Let the field $F/M$ be written as $F = M(v)$ i.e., $F$ is obtained by adding an element $v$ to $M$ and hence $$F = \{\sum_{i=0}^{n-1} m_i v^i : m_i \in M\}.$$
Now let $\phi$ be an automorphism on $F/M$. $\phi$ fixes all elements of $M$ i.e., $\phi(m) = m$ by definition. So now for $f \in F$, $$\phi(f) =\phi(\sum_{i=0}^{n-1} m_i v^i) = \sum_{i=0}^{n-1} \phi(m_i v^i) = \sum_{i=0}^{n-1} m_i \phi(v^i) = \sum_{i=0}^{n-1} m_i \phi(v)^i .$$
Since every element $f \in F$ can be represented as $f = \sum_{i=0}^{n-1} m_i v^i$, we have that $\phi$ is completely determined by its image of $v$ since $\phi(f) = \sum_{i=0}^{n-1} m_i \phi(v)^i$ for any $f \in F$. As you already know $\phi(v)$ can have atmost $[F:M]$ possibilities since $\phi(v)$ must satisfy minimal polynomial of $v$.

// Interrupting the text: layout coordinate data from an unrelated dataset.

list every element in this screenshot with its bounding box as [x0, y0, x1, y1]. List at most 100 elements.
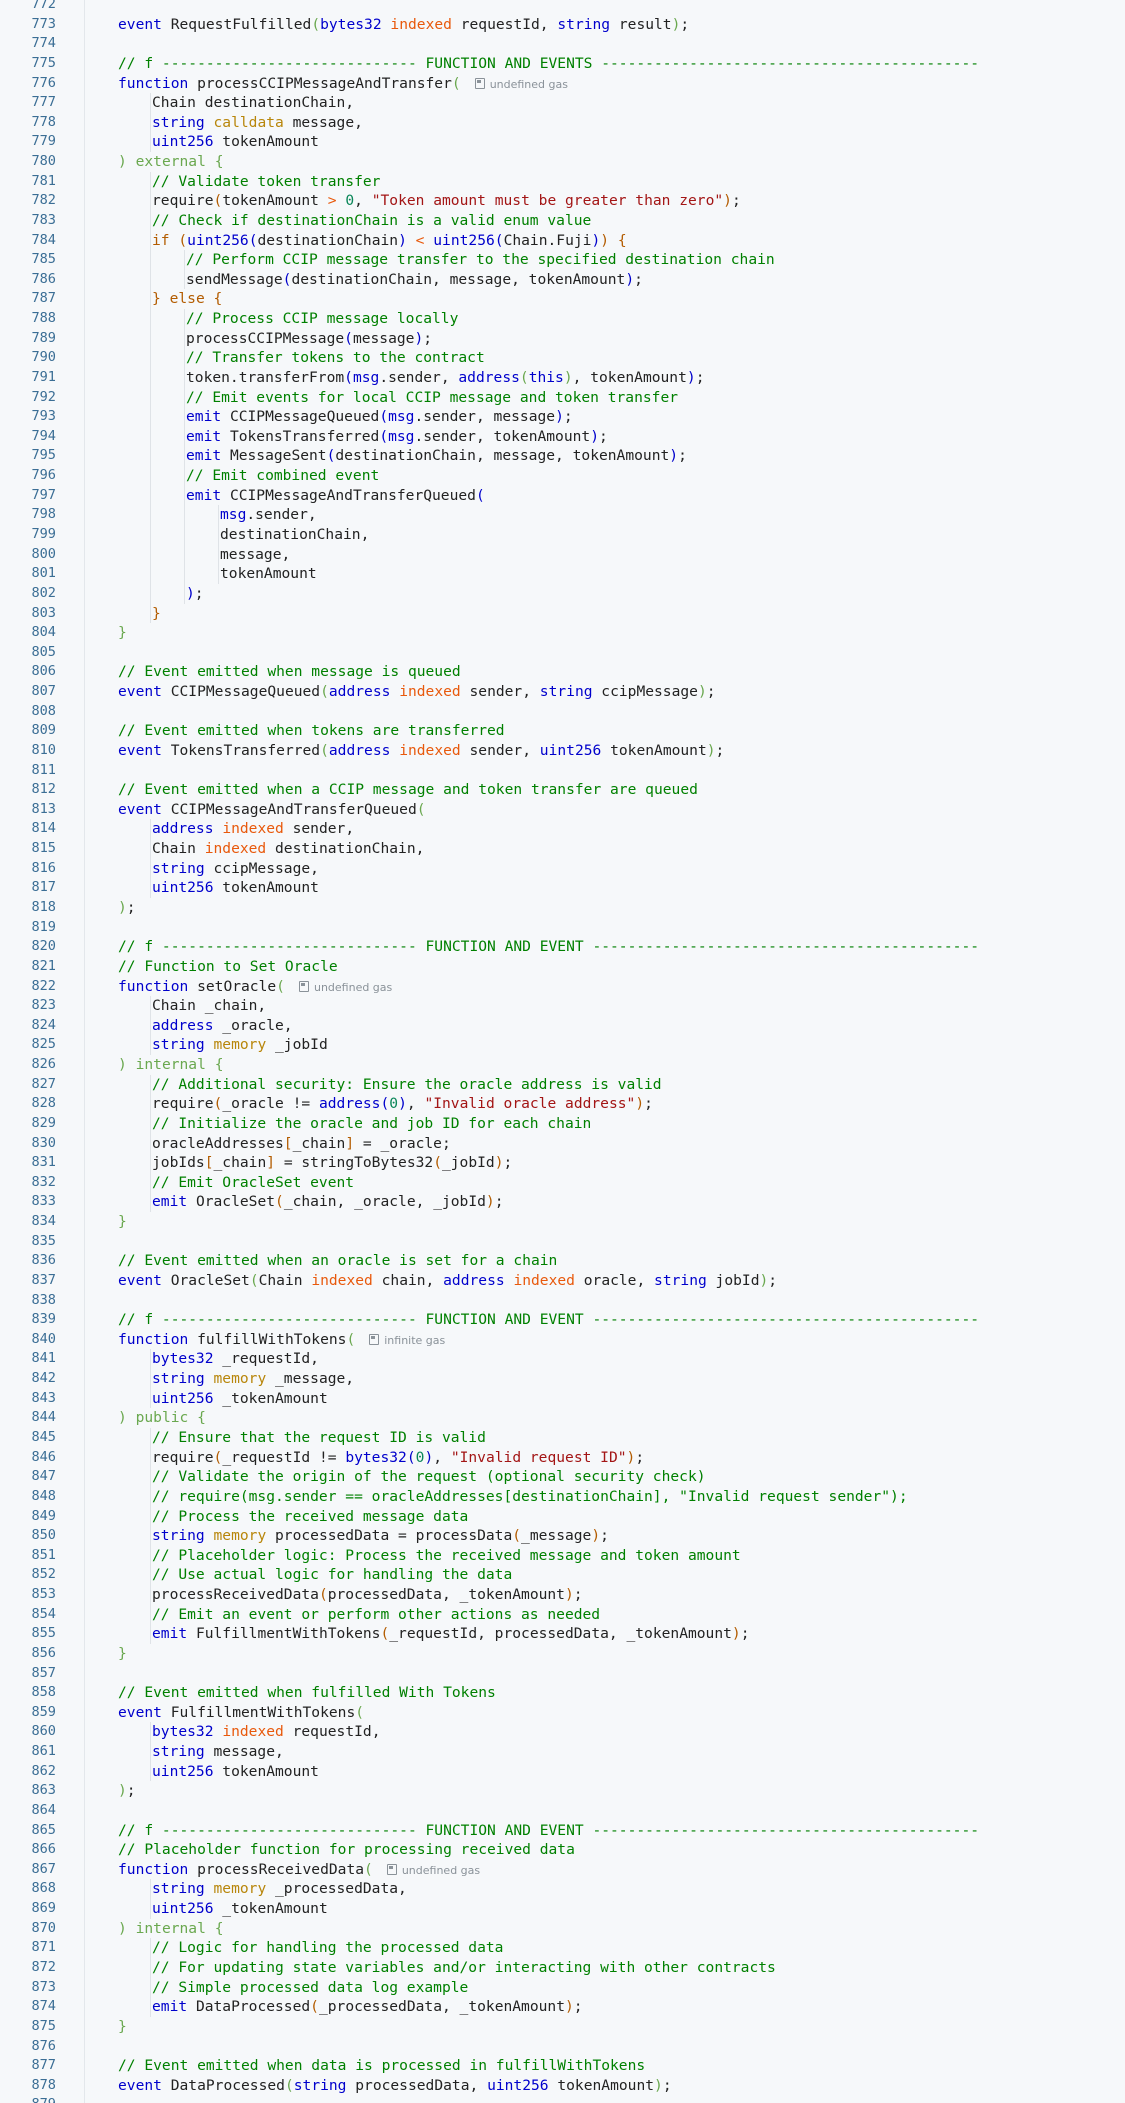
code-line[interactable]: 827 // Additional security: Ensure the or…	[0, 1074, 1125, 1095]
code-line[interactable]: 815 Chain indexed destinationChain,	[0, 839, 1125, 859]
code-line[interactable]: 777 Chain destinationChain,	[0, 93, 1125, 113]
code-line[interactable]: 855 emit FulfillmentWithTokens(_requestId…	[0, 1624, 1125, 1644]
code-line[interactable]: 871 // Logic for handling the processed d…	[0, 1938, 1125, 1958]
code-line[interactable]: 773 event RequestFulfilled(bytes32 indexe…	[0, 15, 1125, 35]
code-line[interactable]: 825 string memory _jobId	[0, 1035, 1125, 1055]
code-line[interactable]: 877 // Event emitted when data is process…	[0, 2056, 1125, 2076]
code-line[interactable]: 811	[0, 761, 1125, 781]
code-line[interactable]: 798 msg.sender,	[0, 505, 1125, 525]
code-line[interactable]: 810 event TokensTransferred(address index…	[0, 741, 1125, 761]
code-line[interactable]: 854 // Emit an event or perform other act…	[0, 1604, 1125, 1625]
code-line[interactable]: 852 // Use actual logic for handling the …	[0, 1565, 1125, 1586]
code-line[interactable]: 807 event CCIPMessageQueued(address index…	[0, 682, 1125, 702]
code-line[interactable]: 775 // f ----------------------------- FU…	[0, 54, 1125, 74]
code-line[interactable]: 816 string ccipMessage,	[0, 858, 1125, 879]
code-line[interactable]: 858 // Event emitted when fulfilled With …	[0, 1683, 1125, 1703]
code-line[interactable]: 822 function setOracle(undefined gas	[0, 977, 1125, 997]
code-line[interactable]: 800 message,	[0, 544, 1125, 565]
code-line[interactable]: 868 string memory _processedData,	[0, 1879, 1125, 1900]
code-line[interactable]: 863);	[0, 1781, 1125, 1801]
code-line[interactable]: 834}	[0, 1212, 1125, 1232]
code-line[interactable]: 783 // Check if destinationChain is a val…	[0, 210, 1125, 231]
code-line[interactable]: 813 event CCIPMessageAndTransferQueued(	[0, 800, 1125, 820]
code-line[interactable]: 821 // Function to Set Oracle	[0, 957, 1125, 977]
code-line[interactable]: 817 uint256 tokenAmount	[0, 878, 1125, 898]
code-line[interactable]: 845 // Ensure that the request ID is vali…	[0, 1427, 1125, 1448]
code-line[interactable]: 780) external {	[0, 152, 1125, 172]
code-line[interactable]: 781 // Validate token transfer	[0, 171, 1125, 192]
code-line[interactable]: 826) internal {	[0, 1055, 1125, 1075]
code-line[interactable]: 824 address _oracle,	[0, 1015, 1125, 1036]
code-line[interactable]: 848 // require(msg.sender == oracleAddres…	[0, 1486, 1125, 1507]
gas-estimate-hint[interactable]: undefined gas	[474, 77, 568, 91]
code-line[interactable]: 830 oracleAddresses[_chain] = _oracle;	[0, 1133, 1125, 1154]
code-line[interactable]: 850 string memory processedData = process…	[0, 1526, 1125, 1546]
code-line[interactable]: 836 // Event emitted when an oracle is se…	[0, 1251, 1125, 1271]
code-line[interactable]: 805	[0, 643, 1125, 663]
code-line[interactable]: 867 function processReceivedData(undefine…	[0, 1860, 1125, 1880]
code-line[interactable]: 788 // Process CCIP message locally	[0, 309, 1125, 329]
code-line[interactable]: 837 event OracleSet(Chain indexed chain, …	[0, 1271, 1125, 1291]
code-line[interactable]: 774	[0, 34, 1125, 54]
code-line[interactable]: 835	[0, 1232, 1125, 1252]
code-line[interactable]: 849 // Process the received message data	[0, 1506, 1125, 1527]
code-line[interactable]: 814 address indexed sender,	[0, 819, 1125, 840]
code-line[interactable]: 809 // Event emitted when tokens are tran…	[0, 721, 1125, 741]
code-line[interactable]: 838	[0, 1291, 1125, 1311]
code-line[interactable]: 802);	[0, 583, 1125, 604]
code-line[interactable]: 796 // Emit combined event	[0, 466, 1125, 486]
code-line[interactable]: 876	[0, 2037, 1125, 2057]
code-line[interactable]: 846 require(_requestId != bytes32(0), "In…	[0, 1447, 1125, 1468]
code-line[interactable]: 804}	[0, 623, 1125, 643]
gas-estimate-hint[interactable]: undefined gas	[386, 1863, 480, 1877]
code-line[interactable]: 828 require(_oracle != address(0), "Inval…	[0, 1094, 1125, 1114]
code-line[interactable]: 851 // Placeholder logic: Process the rec…	[0, 1545, 1125, 1566]
code-line[interactable]: 860 bytes32 indexed requestId,	[0, 1722, 1125, 1743]
code-line[interactable]: 785 // Perform CCIP message transfer to t…	[0, 250, 1125, 270]
code-line[interactable]: 792 // Emit events for local CCIP message…	[0, 387, 1125, 408]
code-line[interactable]: 879	[0, 2095, 1125, 2103]
code-line[interactable]: 866 // Placeholder function for processin…	[0, 1840, 1125, 1860]
code-line[interactable]: 819	[0, 918, 1125, 938]
code-line[interactable]: 776 function processCCIPMessageAndTransfe…	[0, 74, 1125, 94]
code-line[interactable]: 865 // f ----------------------------- FU…	[0, 1821, 1125, 1841]
code-line[interactable]: 803}	[0, 603, 1125, 624]
code-line[interactable]: 818);	[0, 898, 1125, 918]
code-line[interactable]: 782 require(tokenAmount > 0, "Token amoun…	[0, 191, 1125, 211]
code-line[interactable]: 799 destinationChain,	[0, 525, 1125, 545]
code-line[interactable]: 859 event FulfillmentWithTokens(	[0, 1703, 1125, 1723]
code-line[interactable]: 806 // Event emitted when message is queu…	[0, 662, 1125, 682]
code-line[interactable]: 869 uint256 _tokenAmount	[0, 1899, 1125, 1919]
code-line[interactable]: 797 emit CCIPMessageAndTransferQueued(	[0, 485, 1125, 506]
code-line[interactable]: 829 // Initialize the oracle and job ID f…	[0, 1113, 1125, 1134]
code-line[interactable]: 839 // f ----------------------------- FU…	[0, 1310, 1125, 1330]
code-line[interactable]: 844) public {	[0, 1408, 1125, 1428]
gas-estimate-hint[interactable]: infinite gas	[369, 1333, 445, 1347]
code-line[interactable]: 793 emit CCIPMessageQueued(msg.sender, me…	[0, 407, 1125, 427]
code-line[interactable]: 795 emit MessageSent(destinationChain, me…	[0, 446, 1125, 467]
code-line[interactable]: 820 // f ----------------------------- FU…	[0, 937, 1125, 957]
code-line[interactable]: 873 // Simple processed data log example	[0, 1977, 1125, 1998]
code-line[interactable]: 778 string calldata message,	[0, 112, 1125, 133]
code-line[interactable]: 808	[0, 702, 1125, 722]
code-line[interactable]: 779 uint256 tokenAmount	[0, 132, 1125, 153]
code-line[interactable]: 853 processReceivedData(processedData, _t…	[0, 1585, 1125, 1605]
code-line[interactable]: 812 // Event emitted when a CCIP message …	[0, 780, 1125, 800]
code-line[interactable]: 801 tokenAmount	[0, 564, 1125, 584]
code-line[interactable]: 841 bytes32 _requestId,	[0, 1349, 1125, 1370]
code-line[interactable]: 874 emit DataProcessed(_processedData, _t…	[0, 1997, 1125, 2017]
code-line[interactable]: 789 processCCIPMessage(message);	[0, 328, 1125, 349]
gas-estimate-hint[interactable]: undefined gas	[298, 980, 392, 994]
code-line[interactable]: 832 // Emit OracleSet event	[0, 1172, 1125, 1193]
code-line[interactable]: 823 Chain _chain,	[0, 996, 1125, 1016]
code-line[interactable]: 772	[0, 0, 1125, 15]
code-line[interactable]: 878 event DataProcessed(string processedD…	[0, 2076, 1125, 2096]
code-line[interactable]: 861 string message,	[0, 1742, 1125, 1762]
code-line[interactable]: 875}	[0, 2017, 1125, 2037]
code-line[interactable]: 831 jobIds[_chain] = stringToBytes32(_job…	[0, 1153, 1125, 1173]
code-line[interactable]: 790 // Transfer tokens to the contract	[0, 348, 1125, 368]
code-line[interactable]: 842 string memory _message,	[0, 1369, 1125, 1389]
code-line[interactable]: 791 token.transferFrom(msg.sender, addres…	[0, 367, 1125, 388]
code-line[interactable]: 864	[0, 1801, 1125, 1821]
code-line[interactable]: 833 emit OracleSet(_chain, _oracle, _jobI…	[0, 1192, 1125, 1213]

Now what happens if we write $F = M(v) = M(w)$. The answer is it will take care for $F = M(w)$ on its own as long as you stick to one representation $F = M(v)$.
So what happens when $F = M(v_1,v_2)$. Then write it as $F = M(v_1)(v_2)$ i.e., generate the field by adding $v_1$ first and then on top of the resulting field add $v_2$. Now write $[F = M(v_1)(v_2):M(v_1)] = n_2$ and $[M(v_1):M] = n_1$ then $$F = \{\sum_{i=0}^{n_2-1} r_i v_2^i : r_i = \sum_{j=0}^{n_1-1} m_j v_1^j, m_j \in M\} .$$ Let minimal polynomial of $v_2$ over $M(v_1)$ be $m_{v_2}(x) = \sum_{j=0}^{n_2} \ell_j x^i$ with $\ell_j \in M(v_1)$. Now for $f \in F$, $\phi(f) = \sum_{i=0}^{n_2-1} \phi(r_i) \phi(v_2)^i$. Now $\phi(r_i)$ is completely determined by the image $\phi(v_1)$ and for each such image $\phi(v_2)$ must satisfy a minimal polynomial of degree $n_2$ i.e., $m_{v_2} = \sum_{j=0}^{n_2} \phi(\ell_j) \phi(v_2)^i = 0$ which has atmost $n_2$ possible images $\phi(v_2)$ for a fixed $\phi(v_1)$ or fixed $\phi(\ell_j)$. We already know that there are atmost $n_1$ possible images for $\phi(v_1)$. So there are a total of atmost $n_1n_2$ possible images for $(v_1,v_2)$. We know that $\phi$ is completely determined by its image on $v_1$ and $v_2$.
Note here that for each possible image $\phi(v_1)$ there are $n_2$ possible images for $\phi(v_2)$ so several automorphisms maps to same image $\phi(v_1)$ (atmost $n_2$ automorphisms can have same image $\phi(v_1)$) but no two automorphism will have same image simultaneously both on $v_1$ and $v_2$.
Extend the above to $F=M(v_1,...,v_n)$.